A second observation on the report’s treatment of transport is that it appears to take a very static view of the demand for travel as being how we get about today, projected forwards, but with different propulsion technologies. The work which one of the CREDS predecessor centres did showed that we are already in the middle of a transition in how we travel, with 15 to 20 years’ worth of trends which show we are, per head of population, travelling less than we used to, at least for the under 60s. The demand for travel will evolve and could be shaped to be lower than it is today, not just the same (or indeed greater) but on different modes. It has happened without deliberate Government policy, perhaps it could happen more with the right policies in place?

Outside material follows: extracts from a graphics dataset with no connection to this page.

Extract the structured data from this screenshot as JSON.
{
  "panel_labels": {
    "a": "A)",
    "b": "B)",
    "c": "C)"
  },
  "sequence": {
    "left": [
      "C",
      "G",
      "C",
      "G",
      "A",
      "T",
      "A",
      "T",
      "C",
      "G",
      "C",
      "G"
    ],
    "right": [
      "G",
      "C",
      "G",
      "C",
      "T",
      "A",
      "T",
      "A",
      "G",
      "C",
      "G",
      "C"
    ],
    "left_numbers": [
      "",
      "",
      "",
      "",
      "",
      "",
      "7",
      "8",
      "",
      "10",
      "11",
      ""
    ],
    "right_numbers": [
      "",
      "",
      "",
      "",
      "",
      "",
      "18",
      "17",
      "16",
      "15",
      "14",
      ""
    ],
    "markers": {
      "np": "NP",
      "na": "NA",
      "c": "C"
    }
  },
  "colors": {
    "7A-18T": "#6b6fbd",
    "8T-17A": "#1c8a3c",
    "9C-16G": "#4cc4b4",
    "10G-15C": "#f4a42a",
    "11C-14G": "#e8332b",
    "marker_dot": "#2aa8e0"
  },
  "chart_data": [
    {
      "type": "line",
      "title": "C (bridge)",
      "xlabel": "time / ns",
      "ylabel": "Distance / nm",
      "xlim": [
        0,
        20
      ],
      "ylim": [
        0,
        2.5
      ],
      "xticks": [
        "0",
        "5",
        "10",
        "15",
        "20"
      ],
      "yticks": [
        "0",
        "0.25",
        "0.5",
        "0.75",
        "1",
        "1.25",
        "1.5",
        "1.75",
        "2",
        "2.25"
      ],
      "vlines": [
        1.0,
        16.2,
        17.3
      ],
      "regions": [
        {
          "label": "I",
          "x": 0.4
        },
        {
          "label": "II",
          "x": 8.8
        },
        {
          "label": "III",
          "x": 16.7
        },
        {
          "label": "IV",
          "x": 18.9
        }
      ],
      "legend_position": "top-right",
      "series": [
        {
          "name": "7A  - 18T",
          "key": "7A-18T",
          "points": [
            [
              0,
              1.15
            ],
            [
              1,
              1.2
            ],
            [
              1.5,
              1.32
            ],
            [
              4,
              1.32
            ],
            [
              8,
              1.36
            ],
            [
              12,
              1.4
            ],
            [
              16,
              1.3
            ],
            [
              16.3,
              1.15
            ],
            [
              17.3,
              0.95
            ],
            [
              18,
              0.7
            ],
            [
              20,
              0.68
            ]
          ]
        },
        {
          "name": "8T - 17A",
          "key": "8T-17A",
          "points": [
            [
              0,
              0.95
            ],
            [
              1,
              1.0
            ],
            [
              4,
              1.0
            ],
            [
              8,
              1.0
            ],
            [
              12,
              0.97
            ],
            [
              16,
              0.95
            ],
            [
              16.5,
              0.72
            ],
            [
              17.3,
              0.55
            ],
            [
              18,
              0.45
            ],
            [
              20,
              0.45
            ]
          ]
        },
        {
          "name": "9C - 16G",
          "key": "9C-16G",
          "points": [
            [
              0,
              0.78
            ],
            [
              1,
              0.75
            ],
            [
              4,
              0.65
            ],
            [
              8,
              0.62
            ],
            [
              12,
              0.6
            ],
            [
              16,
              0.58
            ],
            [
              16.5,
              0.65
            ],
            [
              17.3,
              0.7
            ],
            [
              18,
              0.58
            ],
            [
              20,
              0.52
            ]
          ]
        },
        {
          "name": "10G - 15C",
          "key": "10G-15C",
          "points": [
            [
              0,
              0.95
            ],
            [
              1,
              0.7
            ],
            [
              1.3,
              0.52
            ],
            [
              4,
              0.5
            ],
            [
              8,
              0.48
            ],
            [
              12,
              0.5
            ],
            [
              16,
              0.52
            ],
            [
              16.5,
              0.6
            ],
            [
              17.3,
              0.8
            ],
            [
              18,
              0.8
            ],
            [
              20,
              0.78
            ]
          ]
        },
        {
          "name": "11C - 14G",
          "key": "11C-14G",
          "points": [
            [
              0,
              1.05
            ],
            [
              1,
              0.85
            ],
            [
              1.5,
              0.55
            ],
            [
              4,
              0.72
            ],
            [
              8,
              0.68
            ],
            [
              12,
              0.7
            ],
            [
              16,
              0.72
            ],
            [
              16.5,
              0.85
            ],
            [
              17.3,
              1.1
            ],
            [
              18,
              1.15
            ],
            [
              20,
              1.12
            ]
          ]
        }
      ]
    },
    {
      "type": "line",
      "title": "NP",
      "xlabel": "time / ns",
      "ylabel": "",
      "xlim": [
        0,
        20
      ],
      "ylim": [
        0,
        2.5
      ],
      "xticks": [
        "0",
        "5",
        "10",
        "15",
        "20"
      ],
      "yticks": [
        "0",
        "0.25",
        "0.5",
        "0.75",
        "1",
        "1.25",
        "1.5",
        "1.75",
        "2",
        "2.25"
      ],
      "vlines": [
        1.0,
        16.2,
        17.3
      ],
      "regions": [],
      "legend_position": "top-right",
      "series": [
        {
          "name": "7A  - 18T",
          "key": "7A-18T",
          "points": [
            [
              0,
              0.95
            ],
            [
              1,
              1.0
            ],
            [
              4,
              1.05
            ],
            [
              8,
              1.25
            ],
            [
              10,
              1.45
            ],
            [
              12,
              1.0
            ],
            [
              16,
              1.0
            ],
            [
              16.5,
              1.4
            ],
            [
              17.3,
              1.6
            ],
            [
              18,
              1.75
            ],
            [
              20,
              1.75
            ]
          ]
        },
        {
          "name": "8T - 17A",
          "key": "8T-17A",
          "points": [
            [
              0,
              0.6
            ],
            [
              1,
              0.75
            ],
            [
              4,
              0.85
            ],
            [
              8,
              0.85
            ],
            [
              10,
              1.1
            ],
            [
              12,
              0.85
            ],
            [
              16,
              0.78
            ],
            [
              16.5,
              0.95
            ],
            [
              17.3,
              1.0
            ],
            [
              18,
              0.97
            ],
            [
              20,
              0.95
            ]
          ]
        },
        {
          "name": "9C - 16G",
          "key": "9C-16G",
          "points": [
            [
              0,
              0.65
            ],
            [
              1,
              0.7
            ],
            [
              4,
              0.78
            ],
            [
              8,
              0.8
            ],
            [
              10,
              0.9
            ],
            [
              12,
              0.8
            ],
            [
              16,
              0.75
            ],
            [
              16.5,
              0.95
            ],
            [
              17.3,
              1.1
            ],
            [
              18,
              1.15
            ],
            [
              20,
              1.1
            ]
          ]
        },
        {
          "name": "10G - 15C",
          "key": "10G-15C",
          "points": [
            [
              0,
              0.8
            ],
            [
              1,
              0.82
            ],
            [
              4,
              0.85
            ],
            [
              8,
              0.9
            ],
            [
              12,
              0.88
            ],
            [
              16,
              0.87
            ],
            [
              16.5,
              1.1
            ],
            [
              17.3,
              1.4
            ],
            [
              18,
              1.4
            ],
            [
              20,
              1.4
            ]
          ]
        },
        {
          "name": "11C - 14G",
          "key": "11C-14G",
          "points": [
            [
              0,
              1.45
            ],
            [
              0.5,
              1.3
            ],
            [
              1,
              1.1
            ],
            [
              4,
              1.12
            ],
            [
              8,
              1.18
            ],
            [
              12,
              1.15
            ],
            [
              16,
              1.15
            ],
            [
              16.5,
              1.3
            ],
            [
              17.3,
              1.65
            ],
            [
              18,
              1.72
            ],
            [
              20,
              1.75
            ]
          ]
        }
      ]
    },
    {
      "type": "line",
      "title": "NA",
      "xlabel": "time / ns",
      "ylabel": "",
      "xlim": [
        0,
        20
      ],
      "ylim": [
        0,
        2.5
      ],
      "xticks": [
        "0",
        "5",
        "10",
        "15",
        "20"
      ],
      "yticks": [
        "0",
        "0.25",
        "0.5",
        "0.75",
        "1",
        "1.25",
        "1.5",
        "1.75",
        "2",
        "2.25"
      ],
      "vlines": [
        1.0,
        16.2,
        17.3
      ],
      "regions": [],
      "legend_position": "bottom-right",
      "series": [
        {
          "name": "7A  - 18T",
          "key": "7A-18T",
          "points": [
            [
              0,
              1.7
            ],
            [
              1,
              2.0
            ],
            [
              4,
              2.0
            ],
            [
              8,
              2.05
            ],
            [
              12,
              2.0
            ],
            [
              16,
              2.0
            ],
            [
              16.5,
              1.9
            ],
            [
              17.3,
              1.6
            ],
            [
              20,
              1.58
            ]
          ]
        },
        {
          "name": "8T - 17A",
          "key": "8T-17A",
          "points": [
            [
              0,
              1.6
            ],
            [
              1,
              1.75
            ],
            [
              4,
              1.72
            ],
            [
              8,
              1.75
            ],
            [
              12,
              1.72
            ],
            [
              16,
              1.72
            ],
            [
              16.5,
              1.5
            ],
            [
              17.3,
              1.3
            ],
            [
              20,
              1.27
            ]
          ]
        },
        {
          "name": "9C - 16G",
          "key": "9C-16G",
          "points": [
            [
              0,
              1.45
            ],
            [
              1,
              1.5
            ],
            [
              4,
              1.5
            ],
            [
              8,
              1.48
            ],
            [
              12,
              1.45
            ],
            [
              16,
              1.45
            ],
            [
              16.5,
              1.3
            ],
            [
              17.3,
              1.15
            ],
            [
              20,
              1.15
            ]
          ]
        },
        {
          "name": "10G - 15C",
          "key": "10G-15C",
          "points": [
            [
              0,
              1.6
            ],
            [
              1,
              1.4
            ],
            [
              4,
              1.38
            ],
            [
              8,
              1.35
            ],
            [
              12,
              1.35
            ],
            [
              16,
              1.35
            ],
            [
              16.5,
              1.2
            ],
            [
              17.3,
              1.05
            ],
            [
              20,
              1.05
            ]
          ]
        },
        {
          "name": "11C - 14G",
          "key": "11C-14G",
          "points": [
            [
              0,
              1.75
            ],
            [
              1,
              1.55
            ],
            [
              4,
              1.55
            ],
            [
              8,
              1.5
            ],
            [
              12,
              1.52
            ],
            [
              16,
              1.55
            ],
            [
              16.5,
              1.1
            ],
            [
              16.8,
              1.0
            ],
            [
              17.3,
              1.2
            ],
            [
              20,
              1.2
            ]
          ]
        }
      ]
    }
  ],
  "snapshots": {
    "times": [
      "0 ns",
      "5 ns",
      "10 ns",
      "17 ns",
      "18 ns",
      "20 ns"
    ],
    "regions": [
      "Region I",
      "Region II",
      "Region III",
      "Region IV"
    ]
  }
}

The report is also silent on the potential for a revolution in mobility technologies. It still talks about car versus public transport when there is the potential for very different mobility markets to emerge with connected, shared and more autonomous options changing how we own and use cars. CREDS is funding the Commission on Travel Demand to look at these issues and we are at the start of a new inquiry into Shared Mobility. Some issues which have already emerged from the inquiry include:

  • The potential carbon savings from reducing the total car fleet size.
  • The opportunity for greater sharing of transport in use to cut emissions (there are currently 36 million empty car seats on the commute every morning).
  • E-bikes and E-scooters as radical disrupters to the decision-making around travel in the 5 to 15 mile range.
  • Shared micro-mobility services between the current car and bus model which are flexible and on-demand may be able to fill some key areas where there is currently ‘no alternative’.

We need a bold vision for how we want to use these innovations to deliver a lower carbon transport system that works towards net-zero.

There is, of course, lots more to digest from the CCC’s report. I have not even touched the recommendations on aviation here. To sum up, I see the report as setting out the challenge. The analysis shows that the transition could happen in this timescale and that greening the fleet is critical. However, it is not a how to manual or a menu card but a call to action. My initial reading is that professionals right across the transport sector are going to have to continually innovate and challenge Government to enable this to happen. We are also going to have to stop doing some of the things we have always done if we want to achieve anything like the ambition set out.